A prestação de cuidados tem implicações importantes para o bem-estar em longo prazo do paciente, visto que os cuidadores desempenham um papel essencial na preservação dos ganhos da reabilitação, que é otimizada se a família estiver saudável e for solidária.9,10

Este estudo teve como objetivo avaliar a sobrecarga e estimar a prevalência de sintomas depressivos e ansiosos dos cuidadores primários das crianças e dos adolescentes que realizam terapia renal substitutiva em um hospital-escola da região metropolitana do Recife, além de identificar possíveis fatores associados às variáveis do desfecho.

MÉTODOS

Estudo tipo transversal, descritivo, observacional e abordagem quantitativa que avaliou 49 cuidadores principais de pacientes inseridos no programa de Terapia Renal Substitutiva (TRS) da Unidade Renal Pediátrica do Instituto de Medicina Integral Professor Fernando Figueira (IMIP), correspondendo à população de crianças e adolescentes de 1 a 15 anos em quaisquer uma das modalidades de TRS oferecidas pelo serviço (hemodiálise, diálise peritoneal e transplante renal), entre outubro a dezembro de 2016.

Um dos critérios de inclusão da pesquisa era ser cuidador principal da criança ou do adolescente inserido(a) no programa de TRS. Foram excluídos cuidadores de crianças/adolescentes em terapia dialítica por agudização da doença renal crônica em tratamento conservador e aqueles que não sabiam informar sobre o processo saúde-doença da criança ou do adolescente.

Foram feitas consultas aos prontuários e entrevistas estruturadas com os cuidadores principais selecionados.

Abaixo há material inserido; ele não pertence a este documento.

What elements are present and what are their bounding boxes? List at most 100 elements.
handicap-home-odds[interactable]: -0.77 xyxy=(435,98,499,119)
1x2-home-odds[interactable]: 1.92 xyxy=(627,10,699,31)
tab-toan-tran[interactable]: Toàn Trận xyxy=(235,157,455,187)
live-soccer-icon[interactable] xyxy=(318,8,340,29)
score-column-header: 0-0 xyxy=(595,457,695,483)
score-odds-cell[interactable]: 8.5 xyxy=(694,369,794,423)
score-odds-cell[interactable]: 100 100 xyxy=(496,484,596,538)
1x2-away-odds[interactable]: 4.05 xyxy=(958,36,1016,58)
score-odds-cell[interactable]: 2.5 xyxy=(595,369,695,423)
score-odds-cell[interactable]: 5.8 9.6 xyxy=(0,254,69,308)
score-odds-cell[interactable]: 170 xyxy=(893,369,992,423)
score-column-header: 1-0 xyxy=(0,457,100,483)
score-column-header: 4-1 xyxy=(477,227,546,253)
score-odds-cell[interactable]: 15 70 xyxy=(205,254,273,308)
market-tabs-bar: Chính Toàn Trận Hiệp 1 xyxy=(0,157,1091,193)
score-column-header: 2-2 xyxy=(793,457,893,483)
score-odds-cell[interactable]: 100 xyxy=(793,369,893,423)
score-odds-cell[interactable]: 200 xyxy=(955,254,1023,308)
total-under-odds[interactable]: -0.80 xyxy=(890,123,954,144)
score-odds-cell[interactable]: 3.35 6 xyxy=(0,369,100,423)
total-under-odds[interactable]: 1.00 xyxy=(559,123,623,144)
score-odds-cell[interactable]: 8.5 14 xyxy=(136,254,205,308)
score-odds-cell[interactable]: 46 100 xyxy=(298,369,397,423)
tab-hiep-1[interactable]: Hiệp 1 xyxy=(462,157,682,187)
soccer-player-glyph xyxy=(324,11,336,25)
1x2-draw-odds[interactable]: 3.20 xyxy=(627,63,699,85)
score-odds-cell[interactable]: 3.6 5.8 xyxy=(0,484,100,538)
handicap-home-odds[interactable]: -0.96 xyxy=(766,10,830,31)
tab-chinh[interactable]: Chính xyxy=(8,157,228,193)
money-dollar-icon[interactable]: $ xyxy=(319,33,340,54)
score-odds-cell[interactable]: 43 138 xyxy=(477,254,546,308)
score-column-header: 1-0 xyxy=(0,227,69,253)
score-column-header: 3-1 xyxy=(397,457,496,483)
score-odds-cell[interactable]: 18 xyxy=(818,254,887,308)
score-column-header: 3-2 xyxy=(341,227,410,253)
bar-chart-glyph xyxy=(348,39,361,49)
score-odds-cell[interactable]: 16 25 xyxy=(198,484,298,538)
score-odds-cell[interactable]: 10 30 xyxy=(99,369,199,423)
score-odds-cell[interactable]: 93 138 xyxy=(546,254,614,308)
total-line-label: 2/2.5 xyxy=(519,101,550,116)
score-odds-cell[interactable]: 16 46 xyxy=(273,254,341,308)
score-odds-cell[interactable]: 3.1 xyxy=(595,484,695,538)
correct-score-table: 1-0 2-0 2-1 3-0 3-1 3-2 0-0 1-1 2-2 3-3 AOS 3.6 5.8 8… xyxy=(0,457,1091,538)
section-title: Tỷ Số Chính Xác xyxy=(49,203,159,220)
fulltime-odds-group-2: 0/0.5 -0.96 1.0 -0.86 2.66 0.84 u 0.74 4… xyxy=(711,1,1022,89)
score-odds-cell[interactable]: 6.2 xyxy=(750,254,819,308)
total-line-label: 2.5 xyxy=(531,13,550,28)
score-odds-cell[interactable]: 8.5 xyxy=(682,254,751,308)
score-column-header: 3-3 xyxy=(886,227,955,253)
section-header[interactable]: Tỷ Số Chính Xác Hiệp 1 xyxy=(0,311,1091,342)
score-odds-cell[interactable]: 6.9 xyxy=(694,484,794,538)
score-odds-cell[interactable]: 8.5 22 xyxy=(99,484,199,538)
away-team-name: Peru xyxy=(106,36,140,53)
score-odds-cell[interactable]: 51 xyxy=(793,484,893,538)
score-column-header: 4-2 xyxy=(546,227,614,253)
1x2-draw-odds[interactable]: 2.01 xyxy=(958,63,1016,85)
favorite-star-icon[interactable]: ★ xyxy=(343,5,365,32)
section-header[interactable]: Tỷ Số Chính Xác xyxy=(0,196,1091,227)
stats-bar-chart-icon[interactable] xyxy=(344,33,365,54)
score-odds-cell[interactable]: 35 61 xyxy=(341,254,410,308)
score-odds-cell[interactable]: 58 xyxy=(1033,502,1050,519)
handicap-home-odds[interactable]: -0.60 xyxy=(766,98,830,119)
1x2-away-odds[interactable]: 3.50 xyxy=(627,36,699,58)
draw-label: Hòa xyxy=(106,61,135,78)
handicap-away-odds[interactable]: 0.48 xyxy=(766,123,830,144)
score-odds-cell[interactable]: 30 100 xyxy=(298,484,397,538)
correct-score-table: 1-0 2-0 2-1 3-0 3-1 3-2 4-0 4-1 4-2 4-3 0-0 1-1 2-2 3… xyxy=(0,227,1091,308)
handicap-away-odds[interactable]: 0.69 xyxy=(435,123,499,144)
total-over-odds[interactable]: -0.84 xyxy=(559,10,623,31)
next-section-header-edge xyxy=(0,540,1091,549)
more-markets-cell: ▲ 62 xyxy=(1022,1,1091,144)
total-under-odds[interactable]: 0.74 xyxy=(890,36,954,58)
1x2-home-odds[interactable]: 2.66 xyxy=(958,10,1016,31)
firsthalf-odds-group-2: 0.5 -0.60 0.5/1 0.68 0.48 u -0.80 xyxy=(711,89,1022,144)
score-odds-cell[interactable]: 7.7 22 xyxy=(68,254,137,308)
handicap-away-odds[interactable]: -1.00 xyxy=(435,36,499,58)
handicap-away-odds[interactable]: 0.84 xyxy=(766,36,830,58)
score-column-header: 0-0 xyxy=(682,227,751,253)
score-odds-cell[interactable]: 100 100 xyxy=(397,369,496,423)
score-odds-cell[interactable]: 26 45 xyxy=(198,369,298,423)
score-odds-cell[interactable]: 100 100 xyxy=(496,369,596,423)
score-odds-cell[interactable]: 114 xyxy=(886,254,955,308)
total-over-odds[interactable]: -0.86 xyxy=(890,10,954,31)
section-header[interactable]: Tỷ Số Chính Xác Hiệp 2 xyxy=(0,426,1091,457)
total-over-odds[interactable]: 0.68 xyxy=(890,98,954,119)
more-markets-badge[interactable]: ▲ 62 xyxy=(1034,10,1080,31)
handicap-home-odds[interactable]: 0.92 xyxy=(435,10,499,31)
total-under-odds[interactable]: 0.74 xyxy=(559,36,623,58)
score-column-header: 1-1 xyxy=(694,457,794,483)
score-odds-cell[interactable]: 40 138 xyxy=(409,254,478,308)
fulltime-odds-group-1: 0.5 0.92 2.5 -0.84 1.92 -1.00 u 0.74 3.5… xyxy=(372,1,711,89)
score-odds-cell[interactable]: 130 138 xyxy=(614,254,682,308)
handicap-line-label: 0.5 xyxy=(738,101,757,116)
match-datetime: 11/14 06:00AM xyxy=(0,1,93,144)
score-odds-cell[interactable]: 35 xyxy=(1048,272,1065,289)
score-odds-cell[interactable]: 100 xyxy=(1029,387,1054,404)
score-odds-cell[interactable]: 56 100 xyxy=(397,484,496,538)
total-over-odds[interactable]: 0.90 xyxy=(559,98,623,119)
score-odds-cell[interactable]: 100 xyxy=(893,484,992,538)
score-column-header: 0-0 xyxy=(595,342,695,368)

Não foi utilizado cálculo amostral, com o objetivo de realizar um estudo do tipo censo, pois a população total correspondia a apenas 58 cuidadores; entretanto, houve 9 perdas: 3 indivíduos elegíveis recusaram-se a participar e outros 6 não compareceram às consultas agendadas no período de coleta de dados.

Os cuidadores foram convidados a participar do estudo, e lhes foi explicado o objetivo da pesquisa e o sigilo das informações dadas. Eles participaram da entrevista após a assinatura do termo de consentimento livre e esclarecido. A pesquisa foi aprovada pelo Comitê de Ética local sob o número de CAAE 58487716.0.0000.5201.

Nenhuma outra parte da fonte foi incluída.